Unfortunately the immediacy of the explosion prevented any chance of the sodium going down the pipe (which was what we wanted).
So, without giving it much thought, we wrapped the chunk (about and inch in diameter) in paper hoping that this would
delay the explosion and aid in the flushing process. Unfortunately the power of the flush wasn't enough to overcome the
buoyancy of the little package of fun. Instead what we discovered was that the paper acted as a delay as well as
inhibitor for initial explosion. However, with a closed lid, the toilet subsequently became a wonderful housing
for the released hydrogen. I think what happens is that a slow wetting of the paper (not toilet paper) resulted
in a slow generation of hydrogen and because there was not much oxygen in direct contact with the heated sodium
chunk, the hydrogen was given off without much fuss or reaction. That is until the sodium had heated up enough
so as to ignite and with that ignition you can imagine what the hydrogen in the bowl did.

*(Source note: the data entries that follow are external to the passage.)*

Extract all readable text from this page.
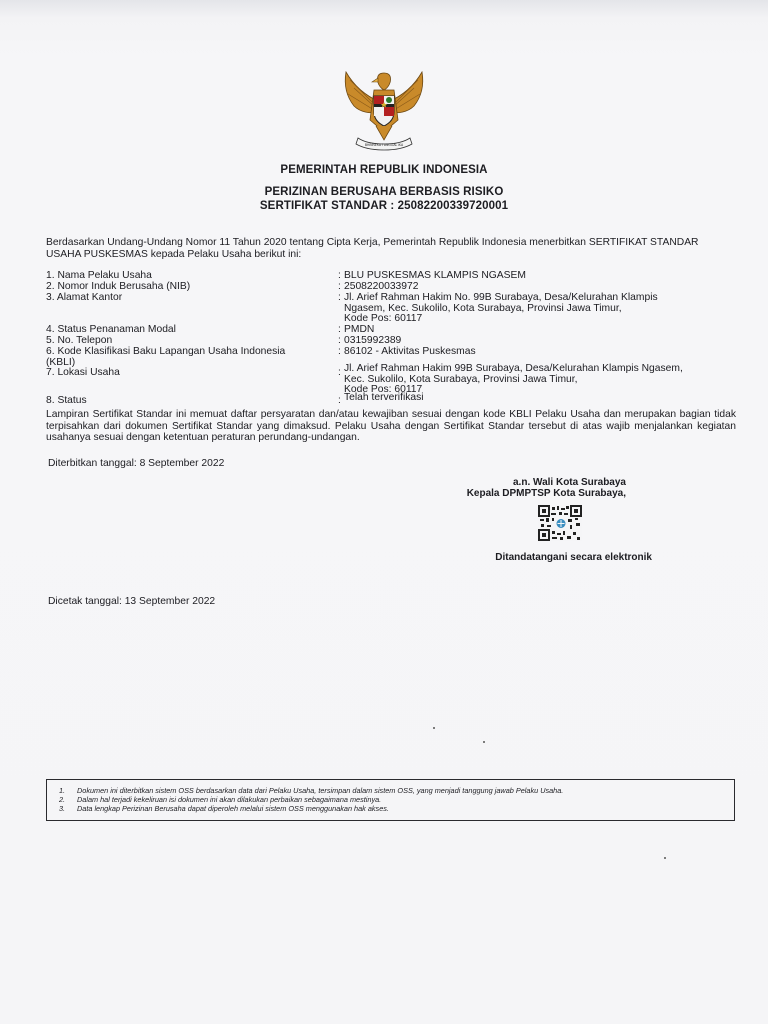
BHINNEKA TUNGGAL IKA
PEMERINTAH REPUBLIK INDONESIA
PERIZINAN BERUSAHA BERBASIS RISIKO
SERTIFIKAT STANDAR : 25082200339720001
Berdasarkan Undang-Undang Nomor 11 Tahun 2020 tentang Cipta Kerja, Pemerintah Republik Indonesia menerbitkan SERTIFIKAT STANDAR USAHA PUSKESMAS kepada Pelaku Usaha berikut ini:
1. Nama Pelaku Usaha	: BLU PUSKESMAS KLAMPIS NGASEM
2. Nomor Induk Berusaha (NIB)	: 2508220033972
3. Alamat Kantor	: Jl. Arief Rahman Hakim No. 99B Surabaya, Desa/Kelurahan Klampis
Ngasem, Kec. Sukolilo, Kota Surabaya, Provinsi Jawa Timur,
Kode Pos: 60117
4. Status Penanaman Modal	: PMDN
5. No. Telepon	: 0315992389
6. Kode Klasifikasi Baku Lapangan Usaha Indonesia
(KBLI)
: 86102 - Aktivitas Puskesmas
7. Lokasi Usaha	: Jl. Arief Rahman Hakim 99B Surabaya, Desa/Kelurahan Klampis Ngasem,
Kec. Sukolilo, Kota Surabaya, Provinsi Jawa Timur,
Kode Pos: 60117
8. Status	: Telah terverifikasi
Lampiran Sertifikat Standar ini memuat daftar persyaratan dan/atau kewajiban sesuai dengan kode KBLI Pelaku Usaha dan merupakan bagian tidak terpisahkan dari dokumen Sertifikat Standar yang dimaksud. Pelaku Usaha dengan Sertifikat Standar tersebut di atas wajib menjalankan kegiatan usahanya sesuai dengan ketentuan peraturan perundang-undangan.
Diterbitkan tanggal: 8 September 2022
a.n. Wali Kota Surabaya
Kepala DPMPTSP Kota Surabaya,
Ditandatangani secara elektronik
Dicetak tanggal: 13 September 2022
1.	Dokumen ini diterbitkan sistem OSS berdasarkan data dari Pelaku Usaha, tersimpan dalam sistem OSS, yang menjadi tanggung jawab Pelaku Usaha.
2.	Dalam hal terjadi kekeliruan isi dokumen ini akan dilakukan perbaikan sebagaimana mestinya.
3.	Data lengkap Perizinan Berusaha dapat diperoleh melalui sistem OSS menggunakan hak akses.
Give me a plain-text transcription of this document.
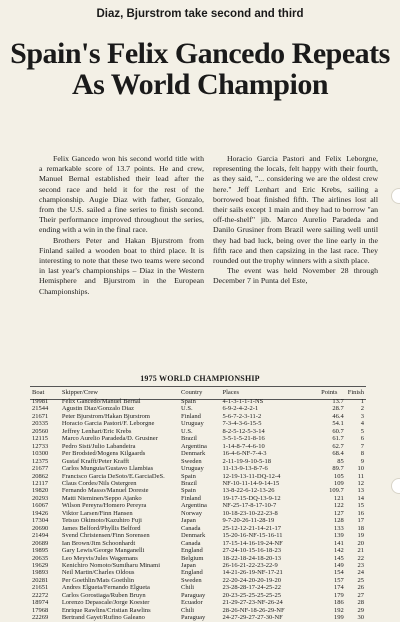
Diaz, Bjurstrom take second and third
Spain's Felix Gancedo Repeats As World Champion

Felix Gancedo won his second world title with a remarkable score of 13.7 points. He and crew, Manuel Bernal established their lead after the second race and held it for the rest of the championship. Augie Diaz with father, Gonzalo, from the U.S. sailed a fine series to finish second. Their performance improved throughout the series, ending with a win in the final race.

Brothers Peter and Hakan Bjurstrom from Finland sailed a wooden boat to third place. It is interesting to note that these two teams were second in last year's championships – Diaz in the Western Hemisphere and Bjurstrom in the European Championships.

Horacio Garcia Pastori and Felix Leborgne, representing the locals, felt happy with their fourth, as they said, "... considering we are the oldest crew here." Jeff Lenhart and Eric Krebs, sailing a borrowed boat finished fifth. The airlines lost all their sails except 1 main and they had to borrow "an off-the-shelf" jib. Marco Aurelio Paradeda and Danilo Grusiner from Brazil were sailing well until they had bad luck, being over the line early in the fifth race and then capsizing in the last race. They rounded out the trophy winners with a sixth place.

The event was held November 28 through December 7 in Punta del Este,

1975 WORLD CHAMPIONSHIP
Boat	Skipper/Crew	Country	Places	Points	Finish
19981	Felix Gancedo/Manuel Bernal	Spain	4-1-3-1-1-1-NS	13.7	1
21544	Agustin Diaz/Gonzalo Diaz	U.S.	6-9-2-4-2-2-1	28.7	2
21671	Peter Bjurstrom/Hakan Bjurstrom	Finland	5-6-7-2-3-11-2	46.4	3
20335	Horacio Garcia Pastori/F. Leborgne	Uruguay	7-3-4-3-6-15-5	54.1	4
20560	Jeffrey Lenhart/Eric Krebs	U.S.	8-2-5-12-5-3-14	60.7	5
12115	Marco Aurelio Paradeda/D. Grusiner	Brazil	3-5-1-5-21-8-16	61.7	6
12733	Pedro Sisti/Julio Labandeira	Argentina	1-14-8-7-4-6-10	62.7	7
10300	Per Brodsted/Mogens Kilgaards	Denmark	16-4-6-NF-7-4-3	68.4	8
12375	Gustaf Krafft/Peter Krafft	Sweden	2-11-19-9-10-5-18	85	9
21677	Carlos Munguia/Gustavo Llambias	Uruguay	11-13-9-13-8-7-6	89.7	10
20862	Francisco Garcia DeSoto/E.GarciaDeS.	Spain	12-19-13-11-DQ-12-4	105	11
12117	Claus Cordes/Nils Ostergren	Brazil	NF-10-11-14-9-14-15	109	12
19820	Fernando Masso/Manuel Doreste	Spain	13-8-22-6-12-13-26	109.7	13
20293	Matti Nieminen/Seppo Ajanko	Finland	19-17-15-DQ-13-9-12	121	14
16067	Wilson Pereyra/Homero Pereyra	Argentina	NF-25-17-8-17-10-7	122	15
19426	Viktor Larsen/Finn Hansen	Norway	10-18-23-10-22-23-8	127	16
17304	Tetsuo Okimoto/Kazuhiro Fuji	Japan	9-7-20-26-11-28-19	128	17
20690	James Belford/Phyllis Belford	Canada	25-12-12-21-14-21-17	133	18
21494	Svend Christensen/Finn Sorensen	Denmark	15-20-16-NF-15-16-11	139	19
20689	Ian Brown/Jim Schoonhardt	Canada	17-15-14-16-19-24-NF	141	20
19895	Gary Lewis/George Manganelli	England	27-24-10-15-16-18-23	142	21
20635	Leo Meyvis/Jules Wagemans	Belgium	18-22-18-24-18-20-13	145	22
19629	Kenichiro Nomoto/Sumiharu Minami	Japan	26-16-21-22-23-22-9	149	23
19893	Neil Martin/Charles Oldous	England	14-21-26-19-NF-17-21	154	24
20281	Per Goethlin/Mats Goethlin	Sweden	22-20-24-20-20-19-20	157	25
21651	Andres Elgueta/Fernando Elgueta	Chili	23-28-28-17-24-25-22	174	26
22272	Carlos Gorostiaga/Ruben Bruyn	Paraguay	20-23-25-25-25-25-25	179	27
18974	Lorenzo Depascale/Jorge Koester	Ecuador	21-29-27-23-NF-26-24	186	28
17968	Enrique Rawlins/Cristian Rawlins	Chili	28-26-NF-18-26-29-NF	192	29
22269	Bertrand Gayet/Rufino Galeano	Paraguay	24-27-29-27-27-30-NF	199	30
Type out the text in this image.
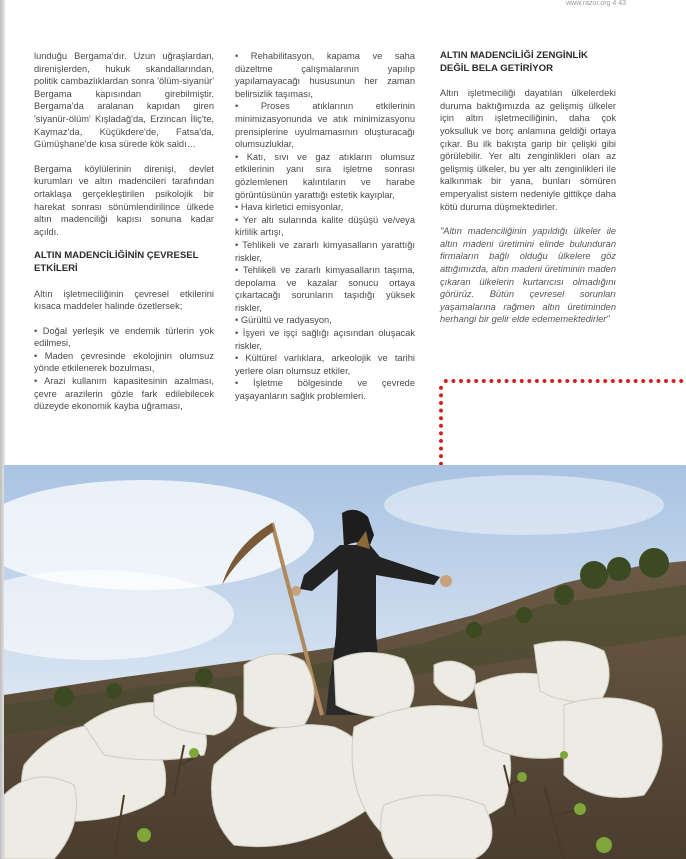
www.razor.org 4 43

lunduğu Bergama'dır. Uzun uğraşlardan, direnişlerden, hukuk skandallarından, politik cambazlıklardan sonra 'ölüm-siyanür' Bergama kapısından girebilmiştir. Bergama'da aralanan kapıdan giren 'siyanür-ölüm' Kışladağ'da, Erzincan İliç'te, Kaymaz'da, Küçükdere'de, Fatsa'da, Gümüşhane'de kısa sürede kök saldı…

Bergama köylülerinin direnişi, devlet kurumları ve altın madencileri tarafından ortaklaşa gerçekleştirilen psikolojik bir harekat sonrası sönümlendirilince ülkede altın madenciliği kapısı sonuna kadar açıldı.

ALTIN MADENCİLİĞİNİN ÇEVRESEL ETKİLERİ

Altın işletmeciliğinin çevresel etkilerini kısaca maddeler halinde özetlersek;

• Doğal yerleşik ve endemik türlerin yok edilmesi,
• Maden çevresinde ekolojinin olumsuz yönde etkilenerek bozulması,
• Arazi kullanım kapasitesinin azalması, çevre arazilerin gözle fark edilebilecek düzeyde ekonomik kayba uğraması,
• Rehabilitasyon, kapama ve saha düzeltme çalışmalarının yapılıp yapılamayacağı hususunun her zaman belirsizlik taşıması,
• Proses atıklarının etkilerinin minimizasyonunda ve atık minimizasyonu prensiplerine uyulmamasının oluşturacağı olumsuzluklar,
• Katı, sıvı ve gaz atıkların olumsuz etkilerinin yanı sıra işletme sonrası gözlemlenen kalıntıların ve harabe görüntüsünün yarattığı estetik kayıplar,
• Hava kirletici emisyonlar,
• Yer altı sularında kalite düşüşü ve/veya kirlilik artışı,
• Tehlikeli ve zararlı kimyasalların yarattığı riskler,
• Tehlikeli ve zararlı kimyasalların taşıma, depolama ve kazalar sonucu ortaya çıkartacağı sorunların taşıdığı yüksek riskler,
• Gürültü ve radyasyon,
• İşyeri ve işçi sağlığı açısından oluşacak riskler,
• Kültürel varlıklara, arkeolojik ve tarihi yerlere olan olumsuz etkiler,
• İşletme bölgesinde ve çevrede yaşayanların sağlık problemleri.
ALTIN MADENCİLİĞİ ZENGİNLİK DEĞİL BELA GETİRİYOR

Altın işletmeciliği dayatılan ülkelerdeki duruma baktığımızda az gelişmiş ülkeler için altın işletmeciliğinin, daha çok yoksulluk ve borç anlamına geldiği ortaya çıkar. Bu ilk bakışta garip bir çelişki gibi görülebilir. Yer altı zenginlikleri olan az gelişmiş ülkeler, bu yer altı zenginlikleri ile kalkınmak bir yana, bunları sömüren emperyalist sistem nedeniyle gittikçe daha kötü duruma düşmektedirler.

"Altın madenciliğinin yapıldığı ülkeler ile altın madeni üretimini elinde bulunduran firmaların bağlı olduğu ülkelere göz attığımızda, altın madeni üretiminin maden çıkaran ülkelerin kurtarıcısı olmadığını görürüz. Bütün çevresel sorunları yaşamalarına rağmen altın üretiminden herhangi bir gelir elde edememektedirler"
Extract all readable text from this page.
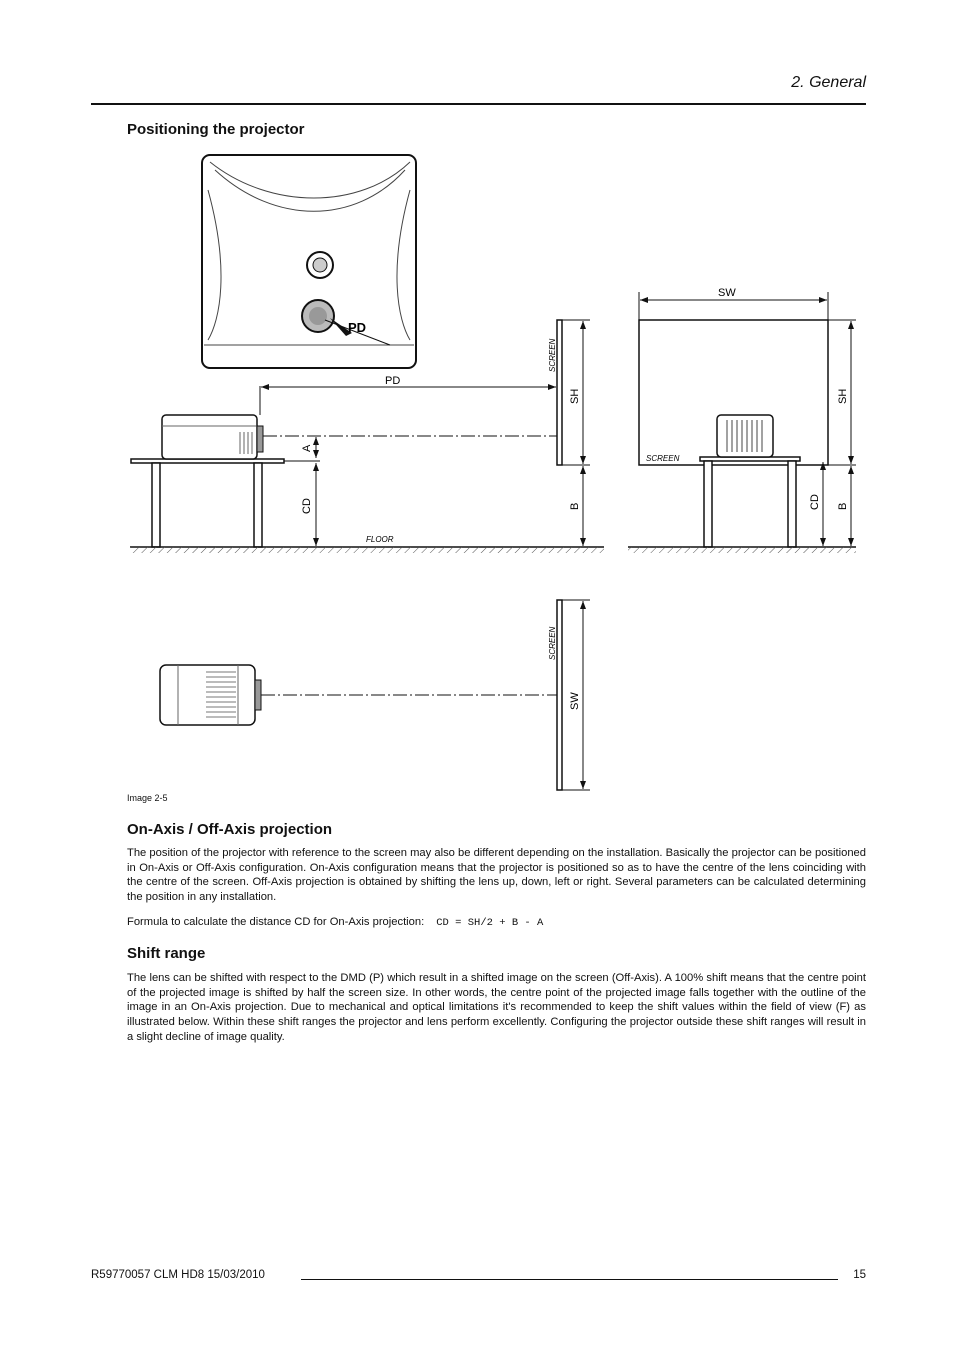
2. General
Positioning the projector
PD
PD
A
CD
SH
B
SCREEN
FLOOR
SW
SH
B
CD
SCREEN
SW
SCREEN
Image 2-5
On-Axis / Off-Axis projection

The position of the projector with reference to the screen may also be different depending on the installation. Basically the projector can be positioned in On-Axis or Off-Axis configuration. On-Axis configuration means that the projector is positioned so as to have the centre of the lens coinciding with the centre of the screen. Off-Axis projection is obtained by shifting the lens up, down, left or right. Several parameters can be calculated determining the position in any installation.

Formula to calculate the distance CD for On-Axis projection: CD = SH/2 + B - A

Shift range

The lens can be shifted with respect to the DMD (P) which result in a shifted image on the screen (Off-Axis). A 100% shift means that the centre point of the projected image is shifted by half the screen size. In other words, the centre point of the projected image falls together with the outline of the image in an On-Axis projection. Due to mechanical and optical limitations it's recommended to keep the shift values within the field of view (F) as illustrated below. Within these shift ranges the projector and lens perform excellently. Configuring the projector outside these shift ranges will result in a slight decline of image quality.

R59770057 CLM HD8 15/03/2010	15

This proved to be endless amounts of fun until we used a slightly larger chunk and a slightly older toilet.
The ensuing bang not only resulted in a completely shredded toilet, but also managed to summon the bomb squad
who, with no small amount of attention seeking, decided to land a helicopter on the University lawns. Thankfully
we had already made ourselves scarce. We subsequently decided that the sodium-in-toilet malarkey had run its course
and from then on stuck to (the not much safer alternative) of sodium in 2 liter plastic coke bottles. Looking back,
we were probably not doing it at the most sensible time. South Africa had just come out of Apartheid and things
were still pretty unstable. No wonder the bomb squad came in force.
Immature, yes. Dangerous, absolutely. But at that age, a hell of a lot of fun.
Irresponsible Sodium Handler.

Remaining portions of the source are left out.